A new research report titled “Gender Based Violence in the H&M Garment Supply Chains” was recently released. It covers the H&M supply chains in Cambodia, India, and Bangladesh. In this report, H&M is called out for the following labour incompliant activities:
- Unauthorized subcontracting
- Denial of freedom of association
- Failure to require independent monitoring and gender cultures of impunity among perpetrators of violence
- Preventing women from receiving accountability and relief
This report and others revealing the malpractices of other supply chains in Asia were compiled and presented by trade unions, worker rights and human rights organizations such as Society of Labour and Development, Asia Floor Wage Alliance (AFWA), Global Labour Justice, and CENTRAL Cambodia. The reports were released ahead of the International Labour Conference being held in Geneva. They come at a time when negotiations are underway at the International Labour Organisation to establish a global standard on women’s labor rights. These negotiations will also call for strong accountability for women who face violence, harassment, and abuse in supply chains across the world.
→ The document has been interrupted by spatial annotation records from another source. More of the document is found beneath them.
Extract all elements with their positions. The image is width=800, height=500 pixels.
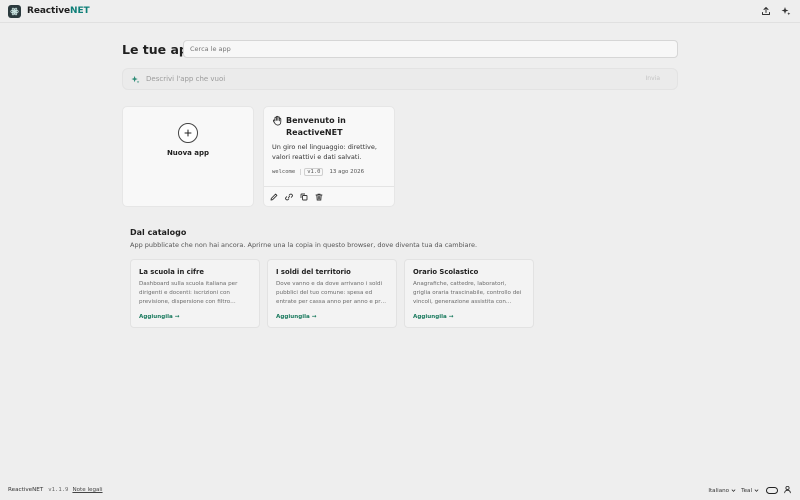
catalog-card-description: Anagrafiche, cattedre, laboratori, grigl…: [413, 281, 522, 306]
footer-brand: ReactiveNET: [8, 487, 44, 493]
atom-icon: [8, 4, 21, 18]
prompt-placeholder[interactable]: Descrivi l'app che vuoi: [146, 75, 225, 83]
app-version-badge: v1.0: [304, 168, 324, 176]
language-select[interactable]: Italiano: [708, 488, 736, 494]
main-content: Le tue app Descrivi l'app che vuoi Invia…: [122, 40, 678, 207]
chevron-down-icon: [731, 489, 736, 492]
sparkles-icon: [131, 75, 140, 83]
plus-icon: [178, 123, 198, 143]
catalog-card-description: Dove vanno e da dove arrivano i soldi pu…: [276, 281, 387, 306]
add-app-link[interactable]: Aggiungila →: [413, 314, 525, 320]
theme-label: Teal: [741, 487, 752, 494]
upload-icon[interactable]: [760, 5, 772, 17]
app-name-main: Reactive: [27, 6, 71, 16]
send-button[interactable]: Invia: [646, 75, 660, 82]
catalog-section: Dal catalogo App pubblicate che non hai …: [130, 228, 670, 328]
catalog-title: Dal catalogo: [130, 228, 187, 237]
search-input[interactable]: [183, 40, 678, 58]
add-app-link[interactable]: Aggiungila →: [276, 314, 388, 320]
hand-wave-icon: [272, 115, 282, 126]
copy-icon[interactable]: [300, 193, 308, 201]
app-description: Un giro nel linguaggio: direttive, valor…: [272, 143, 377, 161]
toggle-icon[interactable]: [766, 487, 778, 494]
catalog-card[interactable]: La scuola in cifre Dashboard sulla scuol…: [130, 259, 260, 328]
app-card[interactable]: Benvenuto in ReactiveNET Un giro nel lin…: [263, 106, 395, 207]
catalog-card-name: I soldi del territorio: [276, 268, 351, 276]
app-name[interactable]: ReactiveNET: [27, 6, 90, 16]
catalog-subtitle: App pubblicate che non hai ancora. Aprir…: [130, 241, 478, 249]
top-bar: ReactiveNET: [0, 0, 800, 23]
app-date: 13 ago 2026: [329, 169, 365, 175]
catalog-card[interactable]: I soldi del territorio Dove vanno e da d…: [267, 259, 397, 328]
app-title: Benvenuto in ReactiveNET: [286, 116, 346, 137]
catalog-card-description: Dashboard sulla scuola italiana per diri…: [139, 281, 238, 306]
theme-select[interactable]: Teal: [741, 488, 759, 494]
footer-version: v1.1.9: [48, 487, 69, 493]
add-app-link[interactable]: Aggiungila →: [139, 314, 251, 320]
page-title: Le tue app: [122, 41, 197, 57]
catalog-card-name: Orario Scolastico: [413, 268, 479, 276]
new-app-card[interactable]: Nuova app: [122, 106, 254, 207]
trash-icon[interactable]: [315, 193, 323, 201]
chevron-down-icon: [754, 489, 759, 492]
catalog-card[interactable]: Orario Scolastico Anagrafiche, cattedre,…: [404, 259, 534, 328]
sparkles-icon[interactable]: [780, 5, 792, 17]
legal-notes-link[interactable]: Note legali: [72, 487, 102, 493]
prompt-bar[interactable]: Descrivi l'app che vuoi Invia: [122, 68, 678, 90]
edit-icon[interactable]: [270, 193, 278, 201]
language-label: Italiano: [708, 487, 730, 494]
link-icon[interactable]: [285, 193, 293, 201]
app-name-accent: NET: [70, 6, 90, 16]
user-icon[interactable]: [783, 485, 792, 496]
app-slug: welcome: [272, 169, 302, 175]
footer: ReactiveNET v1.1.9 Note legali Italiano …: [0, 480, 800, 500]
new-app-label: Nuova app: [166, 149, 210, 157]
catalog-card-name: La scuola in cifre: [139, 268, 204, 276]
Response from the Companies in Question
Multinational Swedish clothing brand H&M is one of the companies that responded to the claims of gender-based violence against women workers. It stressed that all forms of abuse, violence and harassment go against what the organization stands for. According to the reports released, H&M supplier standards are limited to addressing only tier-1 companies and sub-contractors. It is not in its place to ensure that its non-direct partners in the supply chain also advocate for these standards. An H&M spokesperson reported that the H&M Group actively supports the development of women in the global textile industry.
Toothless Laws without Implementation and Compliance
In spite of laws that the governments have passed addressing this problem, neither the government nor employers work toward enforcing them. Unionization rates are low with participation frequently repressed, and few women are given positions in unions to present the female worker’s point of view. Factory owners and managers turn a blind eye to violence against women on grounds of a culture that tolerates such abusive behavior, as well as a weak legal system among other reasons. The government plays a major role in the state of labor compliance in Asian garment factories and other businesses. In the reports released, concerns have been expressed about the Narendra Modi government in India, for example, and their proposed Industrial Code Bill that will only further aggravate accountability. The bill would weaken government inspections, dilute arbitration and settlement systems, and even create barriers for trade union registration which could only worsen the conditions for women workers in garment supplier factories.
Initiatives to Counter Gender-Based Violence, Abuse and Harassment
There is a lack of transparency in the garment and footwear industry that has left many employees in jeopardy. Therefore, addressing gender-based violence in the garment industry will require an all-hands-on-deck approach. Everything from improving social works conditions to creating legal frameworks and implementing them at the management level must be considered. Trade union leaders from all over the globe, together with governments and businesses, must come together at the International Labour Conference to create a global standard that protects the working rights and human rights of women workers across all business sectors including the garment and footwear industry.